There is no justification for tax avoidance and evasion through tax havens. Offshore tax havens provide cover for banks, hedge funds and corporations to shift taxable income from the United States to tax havens to escape taxation. They provide the secrecy that helps companies cook their books and allows wealthy Americans to hide assets.

Meaning of Tax Havens and How They Work?

The top marginal corporate tax rate has stood at 35 percent since 1993, which is the highest rate in the world (§11)1. Companies often pay a lower effective tax rate, after taking advantage of tax credits and deductions and keeping overseas earnings reinvested indefinitely. In fact, companies pay an average effective tax rate of about 25 percent. The U.S. is among a handful of countries that tax profits earned in other countries, though only when the money is brought home, or repatriated.

Governments regularly lose corporate income tax revenues due to a variety of methods involving low-tax countries or territories known as tax havens, tax avoidance and tax evasion. A tax haven is a low-tax country or territory where individuals or corporations shift their income to avoid the taxes of their home location. Tax avoidance is the act of taking advantage of legally available tax-planning opportunities in order to minimize one's tax liability. Tax evasion, on the other hand, is the willful attempt to defeat or circumvent the tax law in order to illegally reduce one's tax liability. Depending on who you ask, some people may say that tax avoidance is either smart business or it's immoral. But, if done correctly, there's one thing it's not...it's not illegal.

By channeling investments or passive income (e.g. interest) through foreign entities, some individuals evade taxes illegally by not reporting these assets or income on their tax returns. According to the OECD, the world's most common tax havens are located in Caribbean, Europe, and Pacific in locations near large developed countries (Hanna). Up to 50 countries are considered on a regular basis to have characteristics of tax havens.

Common methods for corporations avoiding tax and shifting profits artificially to low-tax countries have included:

* Allocating debt to tax havens: borrowing more in high-tax countries than low-tax ones using subsidiaries or foreign entities.

* Transfer pricing: changing the prices of goods and services sold to company affiliates to shift income from high-tax jurisdictions. Similarly, companies have transferred intellectual property or intangible assets to tax havens.
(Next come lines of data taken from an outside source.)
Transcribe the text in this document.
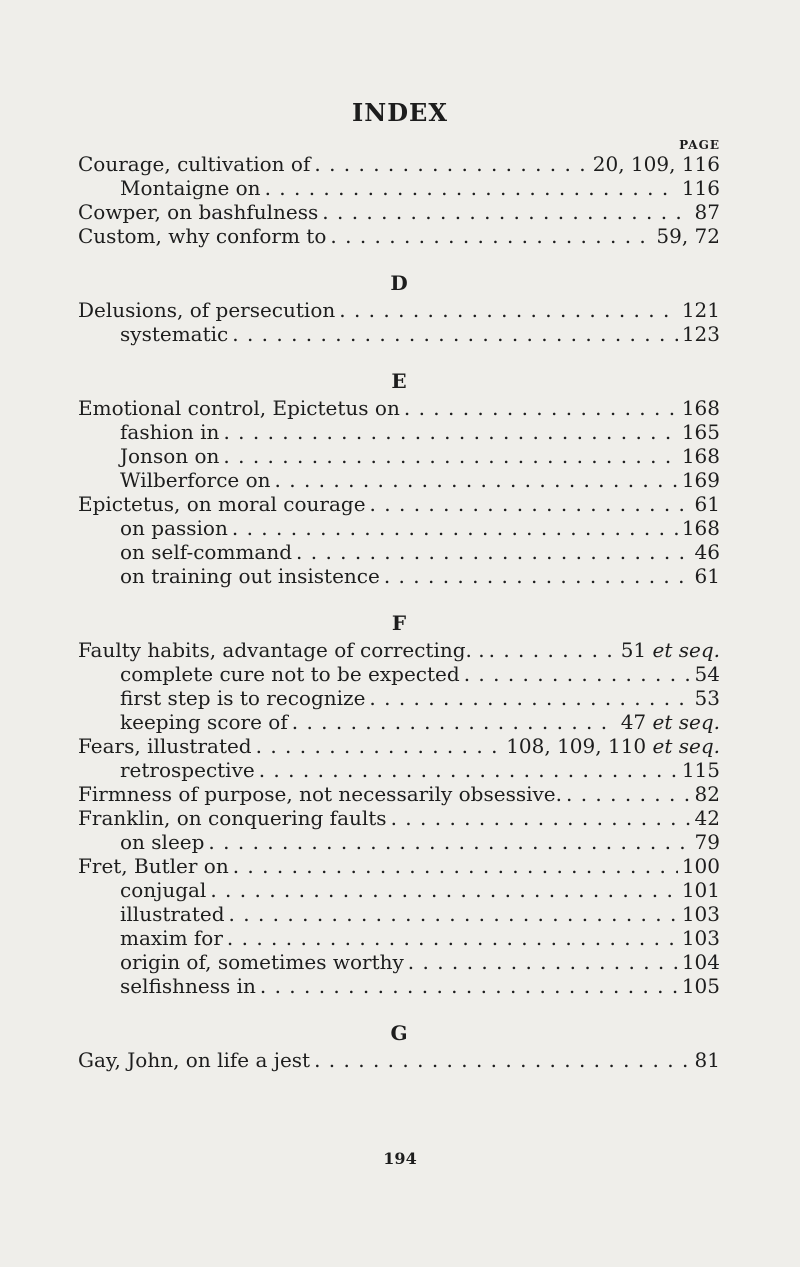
INDEX
PAGE
Courage, cultivation of . . .	20, 109, 116
Montaigne on . . .	116
Cowper, on bashfulness . . .	87
Custom, why conform to . . .	59, 72
D
Delusions, of persecution . . .	121
systematic . . .	123
E
Emotional control, Epictetus on . . .	168
fashion in . . .	165
Jonson on . . .	168
Wilberforce on . . .	169
Epictetus, on moral courage . . .	61
on passion . . .	168
on self-command . . .	46
on training out insistence . . .	61
F
Faulty habits, advantage of correcting. . . . .	51 et seq.
complete cure not to be expected . . .	54
first step is to recognize . . .	53
keeping score of . . .	47 et seq.
Fears, illustrated . . .	108, 109, 110 et seq.
retrospective . . .	115
Firmness of purpose, not necessarily obsessive. . . .	82
Franklin, on conquering faults . . .	42
on sleep . . .	79
Fret, Butler on . . .	100
conjugal . . .	101
illustrated . . .	103
maxim for . . .	103
origin of, sometimes worthy . . .	104
selfishness in . . .	105
G
Gay, John, on life a jest . . .	81
194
* Contract manufacturing: using another company as a contractor to manufacture goods to avoid high tax rates.

* Check-the-box provisions: these provisions allow corporations to be considered entities in one country and not in another. For example, a corporation can be recognized as a hybrid entity together with a subsidiary from a low-tax country and thus avoid paying taxes.
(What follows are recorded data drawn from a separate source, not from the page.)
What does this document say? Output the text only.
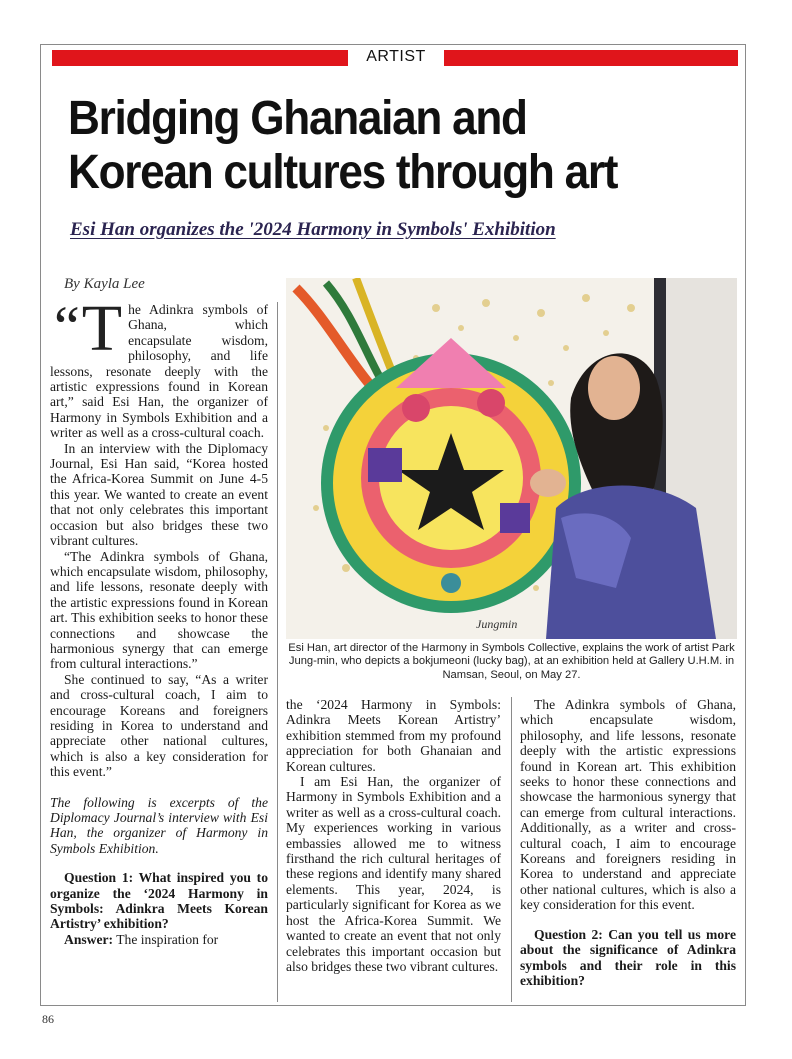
ARTIST
Bridging Ghanaian and
Korean cultures through art
Esi Han organizes the '2024 Harmony in Symbols' Exhibition
By Kayla Lee

“ T he Adinkra symbols of Ghana, which encapsulate wisdom, philosophy, and life lessons, resonate deeply with the artistic expressions found in Korean art,” said Esi Han, the organizer of Harmony in Symbols Exhibition and a writer as well as a cross-cultural coach.

In an interview with the Diplomacy Journal, Esi Han said, “Korea hosted the Africa-Korea Summit on June 4-5 this year. We wanted to create an event that not only celebrates this important occasion but also bridges these two vibrant cultures.

“The Adinkra symbols of Ghana, which encapsulate wisdom, philosophy, and life lessons, resonate deeply with the artistic expressions found in Korean art. This exhibition seeks to honor these connections and showcase the harmonious synergy that can emerge from cultural interactions.”

She continued to say, “As a writer and cross-cultural coach, I aim to encourage Koreans and foreigners residing in Korea to understand and appreciate other national cultures, which is also a key consideration for this event.”

The following is excerpts of the Diplomacy Journal’s interview with Esi Han, the organizer of Harmony in Symbols Exhibition.

Question 1: What inspired you to organize the ‘2024 Harmony in Symbols: Adinkra Meets Korean Artistry’ exhibition?

Answer: The inspiration for

Jungmin
Esi Han, art director of the Harmony in Symbols Collective, explains the work of artist Park Jung-min, who depicts a bokjumeoni (lucky bag), at an exhibition held at Gallery U.H.M. in Namsan, Seoul, on May 27.

the ‘2024 Harmony in Symbols: Adinkra Meets Korean Artistry’ exhibition stemmed from my profound appreciation for both Ghanaian and Korean cultures.

I am Esi Han, the organizer of Harmony in Symbols Exhibition and a writer as well as a cross-cultural coach. My experiences working in various embassies allowed me to witness firsthand the rich cultural heritages of these regions and identify many shared elements. This year, 2024, is particularly significant for Korea as we host the Africa-Korea Summit. We wanted to create an event that not only celebrates this important occasion but also bridges these two vibrant cultures.

The Adinkra symbols of Ghana, which encapsulate wisdom, philosophy, and life lessons, resonate deeply with the artistic expressions found in Korean art. This exhibition seeks to honor these connections and showcase the harmonious synergy that can emerge from cultural interactions. Additionally, as a writer and cross-cultural coach, I aim to encourage Koreans and foreigners residing in Korea to understand and appreciate other national cultures, which is also a key consideration for this event.

Question 2: Can you tell us more about the significance of Adinkra symbols and their role in this exhibition?

86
* Cross crediting: using excess foreign taxes paid in another country to offset U.S. taxes through foreign tax credits. Since companies can defer the process of repatriation of income to their benefit, the Government Accountability Office estimates that American multinational corporations pay virtually zero tax to the U.S. government on foreign source income2.

Impart from corporations, individuals commonly avoid and evade taxes through use of the Internet, which facilitates online transactions. Tax avoidance is typically undertaken by individuals using U.S. rules that do not impose withholding taxes on certain types of income, including interest and capital gains. This is further advanced by limited tax reporting between countries on income, interest, and corporations registered in tax havens.

By purchasing investments directly from foreign countries (e.g. stocks, bonds) or placing money in foreign banks accounts and not reporting income, some individuals evade tax. Some individuals also set up shell corporations or trusts in foreign countries to evade tax on investments by taking advantage of exemptions on interest income and capital gains for non-residents in the U.S.